Antibacterial, antiviral and anti-fungal properties have been investigated in response to AgNP dissolution. Antibacterial activities of AgNPs are much stronger in oxygenic conditions than anoxic conditions. Through their oxidative dissolution in biological systems, AgNPs can target important biomolecules such as “DNA, peptides, and cofactors” as well as absorb into nonspecific moieties and simultaneously disrupt several metabolic pathways. They have been known to act as a bridging agent between thiols, to have affinity for organic amines and phosphates. The combination of silver ions’ reaction with biomolecules with oxidative stress, ultimately leads to toxicity in biological environment.

=== Inhibition of nitrification ===
Oxidative dissolution of AgNPs, which gives rise to Ag^{+}, potentially inhibits nitrification within Ammonia oxidizing bacteria.

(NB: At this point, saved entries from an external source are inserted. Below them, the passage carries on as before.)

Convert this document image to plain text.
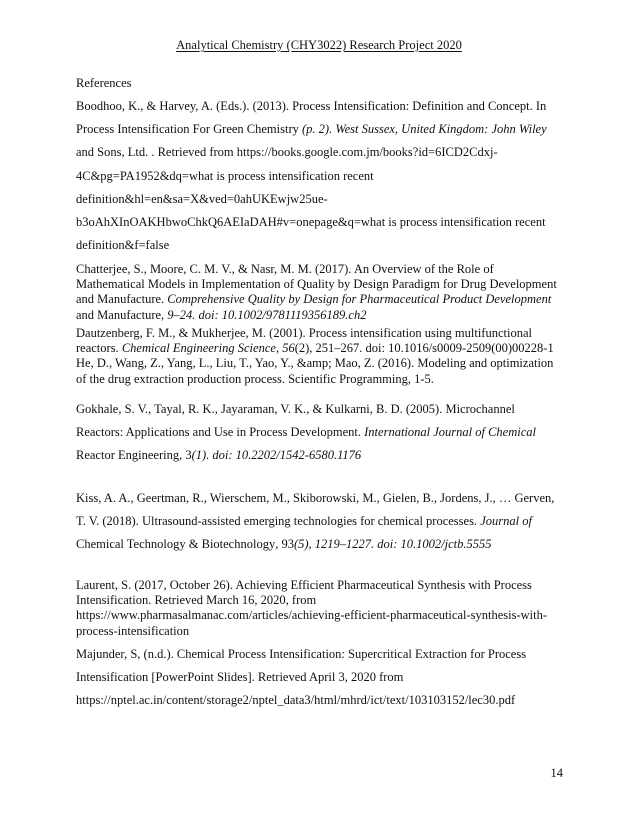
Analytical Chemistry (CHY3022) Research Project 2020
References
Boodhoo, K., & Harvey, A. (Eds.). (2013). Process Intensification: Definition and Concept. In
Process Intensification For Green Chemistry (p. 2). West Sussex, United Kingdom: John Wiley
and Sons, Ltd. . Retrieved from https://books.google.com.jm/books?id=6ICD2Cdxj-
4C&pg=PA1952&dq=what is process intensification recent
definition&hl=en&sa=X&ved=0ahUKEwjw25ue-
b3oAhXInOAKHbwoChkQ6AEIaDAH#v=onepage&q=what is process intensification recent
definition&f=false
Chatterjee, S., Moore, C. M. V., & Nasr, M. M. (2017). An Overview of the Role of
Mathematical Models in Implementation of Quality by Design Paradigm for Drug Development
and Manufacture. Comprehensive Quality by Design for Pharmaceutical Product Development
and Manufacture, 9–24. doi: 10.1002/9781119356189.ch2
Dautzenberg, F. M., & Mukherjee, M. (2001). Process intensification using multifunctional
reactors. Chemical Engineering Science, 56(2), 251–267. doi: 10.1016/s0009-2509(00)00228-1
He, D., Wang, Z., Yang, L., Liu, T., Yao, Y., &amp; Mao, Z. (2016). Modeling and optimization
of the drug extraction production process. Scientific Programming, 1-5.
Gokhale, S. V., Tayal, R. K., Jayaraman, V. K., & Kulkarni, B. D. (2005). Microchannel
Reactors: Applications and Use in Process Development. International Journal of Chemical
Reactor Engineering, 3(1). doi: 10.2202/1542-6580.1176
Kiss, A. A., Geertman, R., Wierschem, M., Skiborowski, M., Gielen, B., Jordens, J., … Gerven,
T. V. (2018). Ultrasound-assisted emerging technologies for chemical processes. Journal of
Chemical Technology & Biotechnology, 93(5), 1219–1227. doi: 10.1002/jctb.5555
Laurent, S. (2017, October 26). Achieving Efficient Pharmaceutical Synthesis with Process
Intensification. Retrieved March 16, 2020, from
https://www.pharmasalmanac.com/articles/achieving-efficient-pharmaceutical-synthesis-with-
process-intensification
Majunder, S, (n.d.). Chemical Process Intensification: Supercritical Extraction for Process
Intensification [PowerPoint Slides]. Retrieved April 3, 2020 from
https://nptel.ac.in/content/storage2/nptel_data3/html/mhrd/ict/text/103103152/lec30.pdf
14
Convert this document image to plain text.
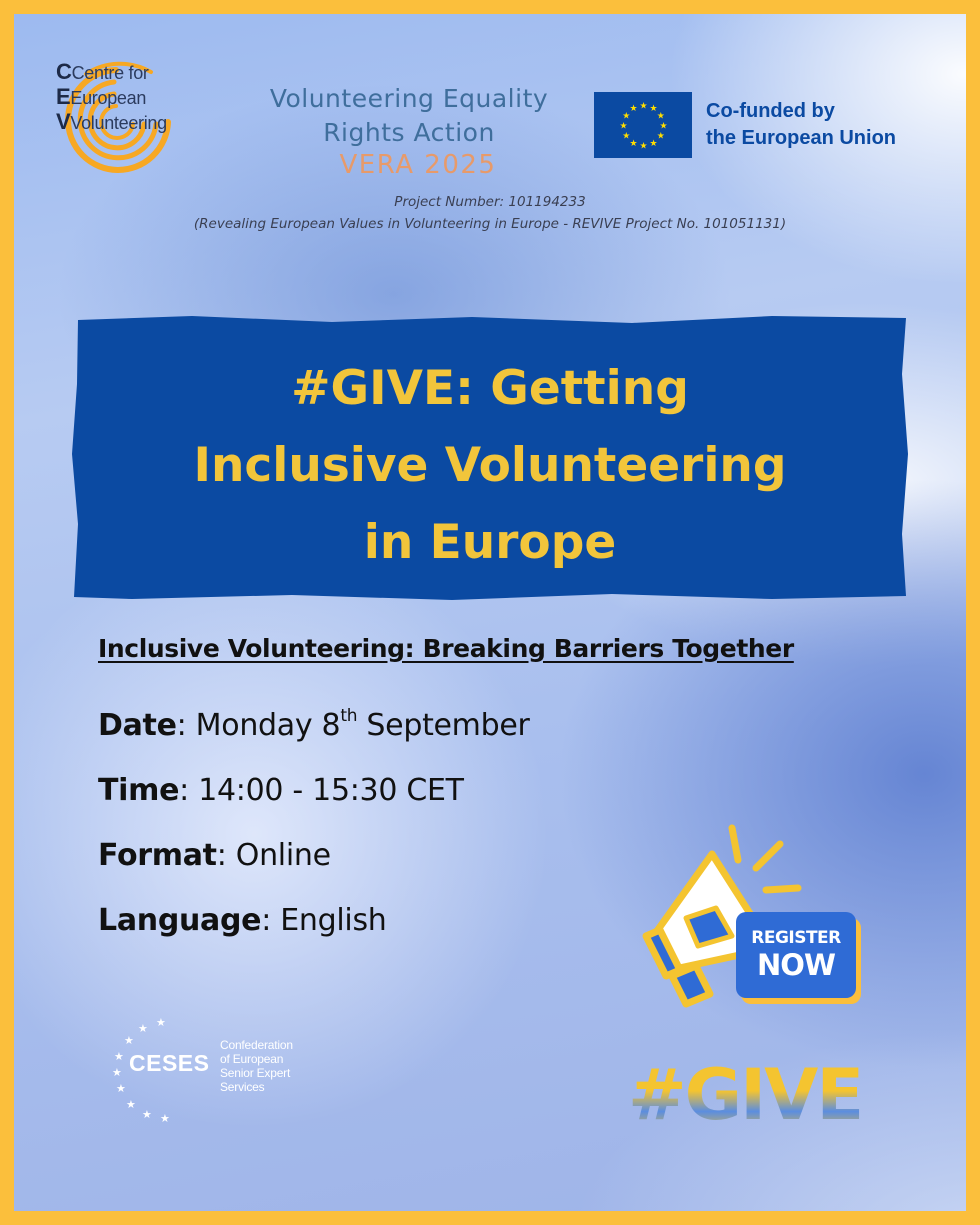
CCentre for
EEuropean
VVolunteering
Volunteering Equality
Rights Action
VERA 2025
★
★
★
★
★
★
★
★
★ ★ ★
★ Co-funded by
the European Union
Project Number: 101194233
(Revealing European Values in Volunteering in Europe - REVIVE Project No. 101051131)
#GIVE: Getting
Inclusive Volunteering
in Europe
Inclusive Volunteering: Breaking Barriers Together
Date: Monday 8th September
Time: 14:00 - 15:30 CET
Format: Online
Language: English
★
★
★
★
★
★
★
★ ★
CESES
Confederation
of European
Senior Expert
Services
REGISTER
NOW
#GIVE
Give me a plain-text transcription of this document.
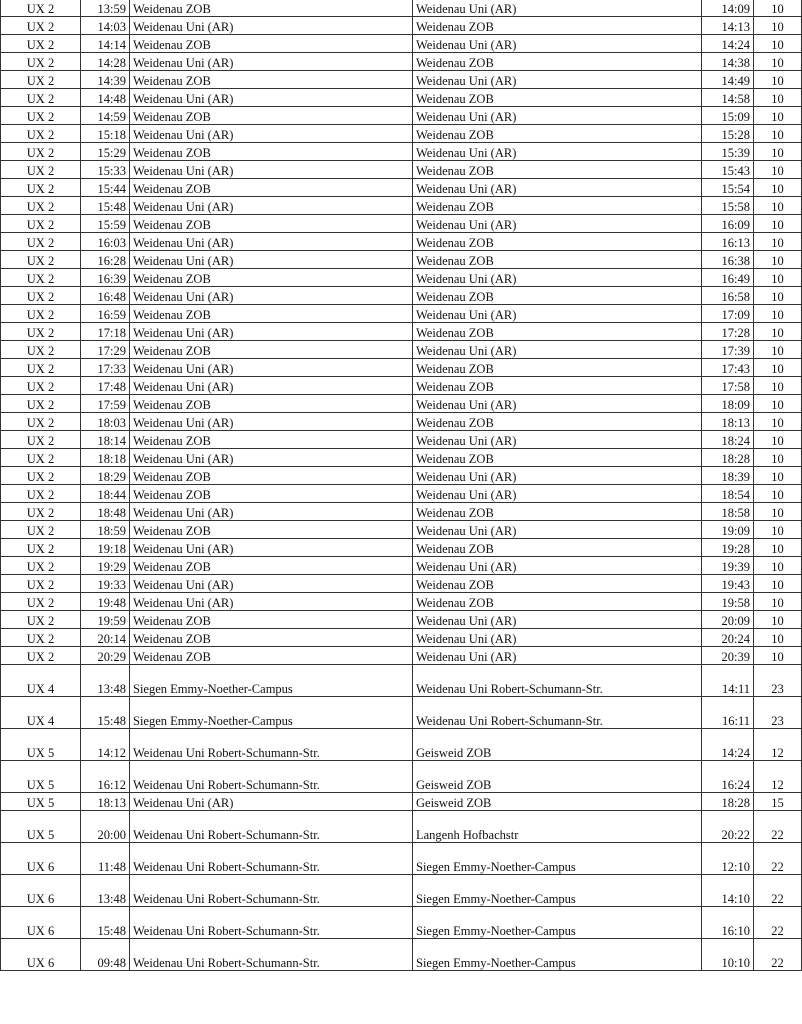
UX 2	13:59	Weidenau ZOB	Weidenau Uni (AR)	14:09	10
UX 2	14:03	Weidenau Uni (AR)	Weidenau ZOB	14:13	10
UX 2	14:14	Weidenau ZOB	Weidenau Uni (AR)	14:24	10
UX 2	14:28	Weidenau Uni (AR)	Weidenau ZOB	14:38	10
UX 2	14:39	Weidenau ZOB	Weidenau Uni (AR)	14:49	10
UX 2	14:48	Weidenau Uni (AR)	Weidenau ZOB	14:58	10
UX 2	14:59	Weidenau ZOB	Weidenau Uni (AR)	15:09	10
UX 2	15:18	Weidenau Uni (AR)	Weidenau ZOB	15:28	10
UX 2	15:29	Weidenau ZOB	Weidenau Uni (AR)	15:39	10
UX 2	15:33	Weidenau Uni (AR)	Weidenau ZOB	15:43	10
UX 2	15:44	Weidenau ZOB	Weidenau Uni (AR)	15:54	10
UX 2	15:48	Weidenau Uni (AR)	Weidenau ZOB	15:58	10
UX 2	15:59	Weidenau ZOB	Weidenau Uni (AR)	16:09	10
UX 2	16:03	Weidenau Uni (AR)	Weidenau ZOB	16:13	10
UX 2	16:28	Weidenau Uni (AR)	Weidenau ZOB	16:38	10
UX 2	16:39	Weidenau ZOB	Weidenau Uni (AR)	16:49	10
UX 2	16:48	Weidenau Uni (AR)	Weidenau ZOB	16:58	10
UX 2	16:59	Weidenau ZOB	Weidenau Uni (AR)	17:09	10
UX 2	17:18	Weidenau Uni (AR)	Weidenau ZOB	17:28	10
UX 2	17:29	Weidenau ZOB	Weidenau Uni (AR)	17:39	10
UX 2	17:33	Weidenau Uni (AR)	Weidenau ZOB	17:43	10
UX 2	17:48	Weidenau Uni (AR)	Weidenau ZOB	17:58	10
UX 2	17:59	Weidenau ZOB	Weidenau Uni (AR)	18:09	10
UX 2	18:03	Weidenau Uni (AR)	Weidenau ZOB	18:13	10
UX 2	18:14	Weidenau ZOB	Weidenau Uni (AR)	18:24	10
UX 2	18:18	Weidenau Uni (AR)	Weidenau ZOB	18:28	10
UX 2	18:29	Weidenau ZOB	Weidenau Uni (AR)	18:39	10
UX 2	18:44	Weidenau ZOB	Weidenau Uni (AR)	18:54	10
UX 2	18:48	Weidenau Uni (AR)	Weidenau ZOB	18:58	10
UX 2	18:59	Weidenau ZOB	Weidenau Uni (AR)	19:09	10
UX 2	19:18	Weidenau Uni (AR)	Weidenau ZOB	19:28	10
UX 2	19:29	Weidenau ZOB	Weidenau Uni (AR)	19:39	10
UX 2	19:33	Weidenau Uni (AR)	Weidenau ZOB	19:43	10
UX 2	19:48	Weidenau Uni (AR)	Weidenau ZOB	19:58	10
UX 2	19:59	Weidenau ZOB	Weidenau Uni (AR)	20:09	10
UX 2	20:14	Weidenau ZOB	Weidenau Uni (AR)	20:24	10
UX 2	20:29	Weidenau ZOB	Weidenau Uni (AR)	20:39	10
UX 4	13:48	Siegen Emmy-Noether-Campus	Weidenau Uni Robert-Schumann-Str.	14:11	23
UX 4	15:48	Siegen Emmy-Noether-Campus	Weidenau Uni Robert-Schumann-Str.	16:11	23
UX 5	14:12	Weidenau Uni Robert-Schumann-Str.	Geisweid ZOB	14:24	12
UX 5	16:12	Weidenau Uni Robert-Schumann-Str.	Geisweid ZOB	16:24	12
UX 5	18:13	Weidenau Uni (AR)	Geisweid ZOB	18:28	15
UX 5	20:00	Weidenau Uni Robert-Schumann-Str.	Langenh Hofbachstr	20:22	22
UX 6	11:48	Weidenau Uni Robert-Schumann-Str.	Siegen Emmy-Noether-Campus	12:10	22
UX 6	13:48	Weidenau Uni Robert-Schumann-Str.	Siegen Emmy-Noether-Campus	14:10	22
UX 6	15:48	Weidenau Uni Robert-Schumann-Str.	Siegen Emmy-Noether-Campus	16:10	22
UX 6	09:48	Weidenau Uni Robert-Schumann-Str.	Siegen Emmy-Noether-Campus	10:10	22
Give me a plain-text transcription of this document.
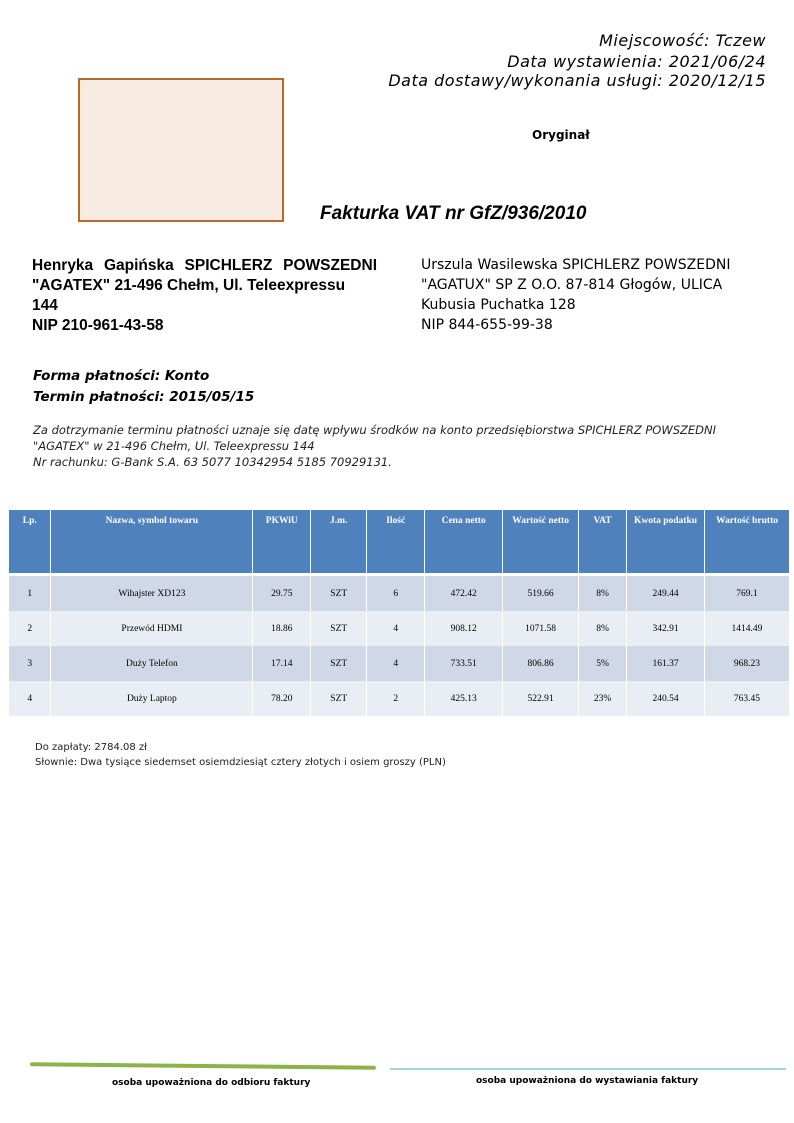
Miejscowość: Tczew
Data wystawienia: 2021/06/24
Data dostawy/wykonania usługi: 2020/12/15
Oryginał
Fakturka VAT nr GfZ/936/2010
Henryka Gapińska SPICHLERZ POWSZEDNI "AGATEX" 21-496 Chełm, Ul. Teleexpressu
144
NIP 210-961-43-58
Urszula Wasilewska SPICHLERZ POWSZEDNI "AGATUX" SP Z O.O. 87-814 Głogów, ULICA
Kubusia Puchatka 128
NIP 844-655-99-38
Forma płatności: Konto
Termin płatności: 2015/05/15
Za dotrzymanie terminu płatności uznaje się datę wpływu środków na konto przedsiębiorstwa SPICHLERZ POWSZEDNI "AGATEX" w 21-496 Chełm, Ul. Teleexpressu 144
Nr rachunku: G-Bank S.A. 63 5077 10342954 5185 70929131.
Lp.	Nazwa, symbol towaru	PKWiU	J.m.	Ilość	Cena netto	Wartość netto	VAT	Kwota podatku	Wartość brutto

1	Wihajster XD123	29.75	SZT	6	472.42	519.66	8%	249.44	769.1
2	Przewód HDMI	18.86	SZT	4	908.12	1071.58	8%	342.91	1414.49
3	Duży Telefon	17.14	SZT	4	733.51	806.86	5%	161.37	968.23
4	Duży Laptop	78.20	SZT	2	425.13	522.91	23%	240.54	763.45
Do zapłaty: 2784.08 zł
Słownie: Dwa tysiące siedemset osiemdziesiąt cztery złotych i osiem groszy (PLN)
osoba upoważniona do odbioru faktury	osoba upoważniona do wystawiania faktury
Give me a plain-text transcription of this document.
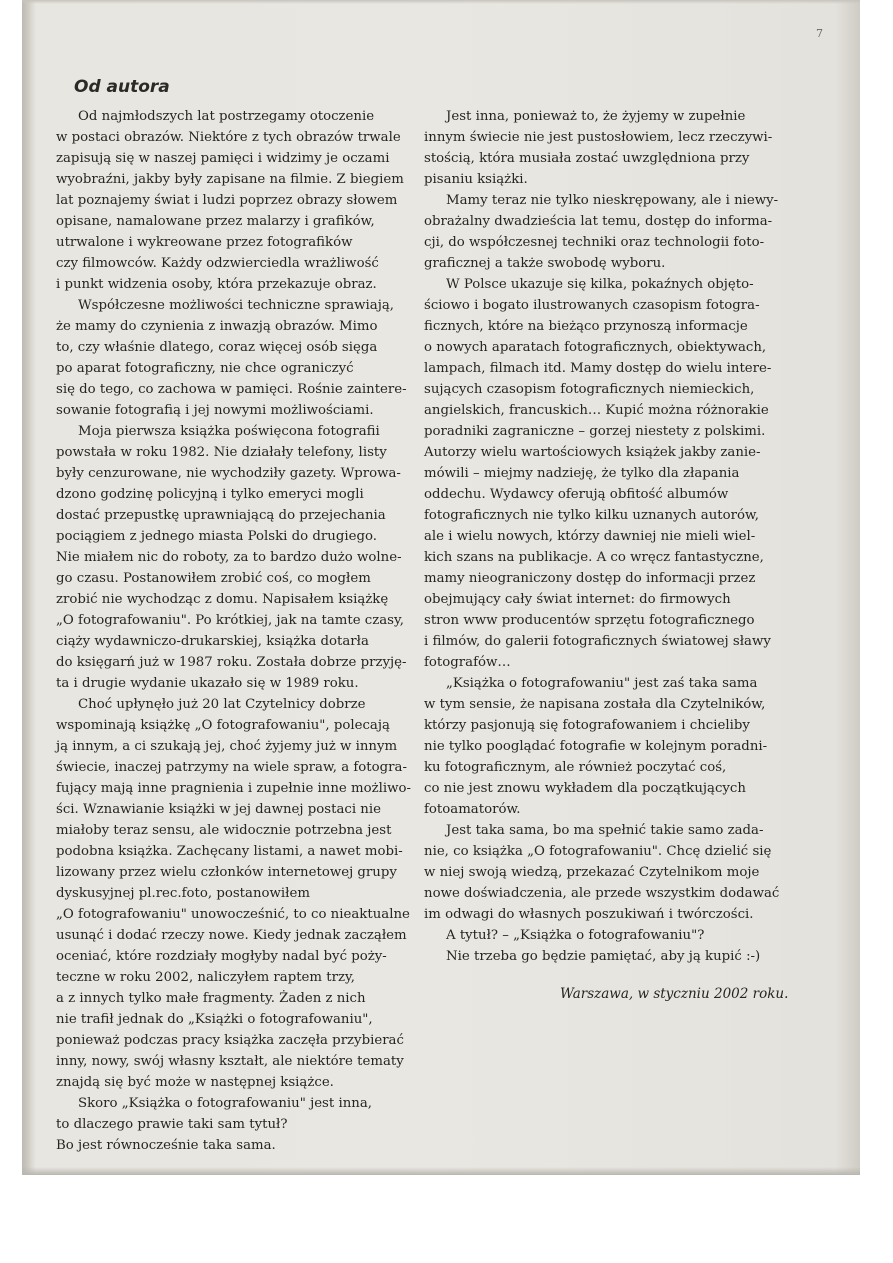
7
Od autora
Od najmłodszych lat postrzegamy otoczenie
w postaci obrazów. Niektóre z tych obrazów trwale
zapisują się w naszej pamięci i widzimy je oczami
wyobraźni, jakby były zapisane na filmie. Z biegiem
lat poznajemy świat i ludzi poprzez obrazy słowem
opisane, namalowane przez malarzy i grafików,
utrwalone i wykreowane przez fotografików
czy filmowców. Każdy odzwierciedla wrażliwość
i punkt widzenia osoby, która przekazuje obraz.
Współczesne możliwości techniczne sprawiają,
że mamy do czynienia z inwazją obrazów. Mimo
to, czy właśnie dlatego, coraz więcej osób sięga
po aparat fotograficzny, nie chce ograniczyć
się do tego, co zachowa w pamięci. Rośnie zaintere-
sowanie fotografią i jej nowymi możliwościami.
Moja pierwsza książka poświęcona fotografii
powstała w roku 1982. Nie działały telefony, listy
były cenzurowane, nie wychodziły gazety. Wprowa-
dzono godzinę policyjną i tylko emeryci mogli
dostać przepustkę uprawniającą do przejechania
pociągiem z jednego miasta Polski do drugiego.
Nie miałem nic do roboty, za to bardzo dużo wolne-
go czasu. Postanowiłem zrobić coś, co mogłem
zrobić nie wychodząc z domu. Napisałem książkę
„O fotografowaniu". Po krótkiej, jak na tamte czasy,
ciąży wydawniczo-drukarskiej, książka dotarła
do księgarń już w 1987 roku. Została dobrze przyję-
ta i drugie wydanie ukazało się w 1989 roku.
Choć upłynęło już 20 lat Czytelnicy dobrze
wspominają książkę „O fotografowaniu", polecają
ją innym, a ci szukają jej, choć żyjemy już w innym
świecie, inaczej patrzymy na wiele spraw, a fotogra-
fujący mają inne pragnienia i zupełnie inne możliwo-
ści. Wznawianie książki w jej dawnej postaci nie
miałoby teraz sensu, ale widocznie potrzebna jest
podobna książka. Zachęcany listami, a nawet mobi-
lizowany przez wielu członków internetowej grupy
dyskusyjnej pl.rec.foto, postanowiłem
„O fotografowaniu" unowocześnić, to co nieaktualne
usunąć i dodać rzeczy nowe. Kiedy jednak zacząłem
oceniać, które rozdziały mogłyby nadal być poży-
teczne w roku 2002, naliczyłem raptem trzy,
a z innych tylko małe fragmenty. Żaden z nich
nie trafił jednak do „Książki o fotografowaniu",
ponieważ podczas pracy książka zaczęła przybierać
inny, nowy, swój własny kształt, ale niektóre tematy
znajdą się być może w następnej książce.
Skoro „Książka o fotografowaniu" jest inna,
to dlaczego prawie taki sam tytuł?
Bo jest równocześnie taka sama.
Jest inna, ponieważ to, że żyjemy w zupełnie
innym świecie nie jest pustosłowiem, lecz rzeczywi-
stością, która musiała zostać uwzględniona przy
pisaniu książki.
Mamy teraz nie tylko nieskrępowany, ale i niewy-
obrażalny dwadzieścia lat temu, dostęp do informa-
cji, do współczesnej techniki oraz technologii foto-
graficznej a także swobodę wyboru.
W Polsce ukazuje się kilka, pokaźnych objęto-
ściowo i bogato ilustrowanych czasopism fotogra-
ficznych, które na bieżąco przynoszą informacje
o nowych aparatach fotograficznych, obiektywach,
lampach, filmach itd. Mamy dostęp do wielu intere-
sujących czasopism fotograficznych niemieckich,
angielskich, francuskich… Kupić można różnorakie
poradniki zagraniczne – gorzej niestety z polskimi.
Autorzy wielu wartościowych książek jakby zanie-
mówili – miejmy nadzieję, że tylko dla złapania
oddechu. Wydawcy oferują obfitość albumów
fotograficznych nie tylko kilku uznanych autorów,
ale i wielu nowych, którzy dawniej nie mieli wiel-
kich szans na publikacje. A co wręcz fantastyczne,
mamy nieograniczony dostęp do informacji przez
obejmujący cały świat internet: do firmowych
stron www producentów sprzętu fotograficznego
i filmów, do galerii fotograficznych światowej sławy
fotografów…
„Książka o fotografowaniu" jest zaś taka sama
w tym sensie, że napisana została dla Czytelników,
którzy pasjonują się fotografowaniem i chcieliby
nie tylko pooglądać fotografie w kolejnym poradni-
ku fotograficznym, ale również poczytać coś,
co nie jest znowu wykładem dla początkujących
fotoamatorów.
Jest taka sama, bo ma spełnić takie samo zada-
nie, co książka „O fotografowaniu". Chcę dzielić się
w niej swoją wiedzą, przekazać Czytelnikom moje
nowe doświadczenia, ale przede wszystkim dodawać
im odwagi do własnych poszukiwań i twórczości.
A tytuł? – „Książka o fotografowaniu"?
Nie trzeba go będzie pamiętać, aby ją kupić :-)
Warszawa, w styczniu 2002 roku.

A key step in nitrification is the oxidation of ammonia to hydroxylamine (NH_{2}OH) catalyzed by the enzyme ammonia monooxyganase (AMO). The enzymatic activity of AMO is highly vulnerable to interference due to its intracytoplasmic location and its abundance of copper. It is speculated that Ag^{+} ions from AgNPs interfere with AMO's copper bonds by replacing copper with Ag^{+} causing a decrease in enzymatic activity, and thus nitrification.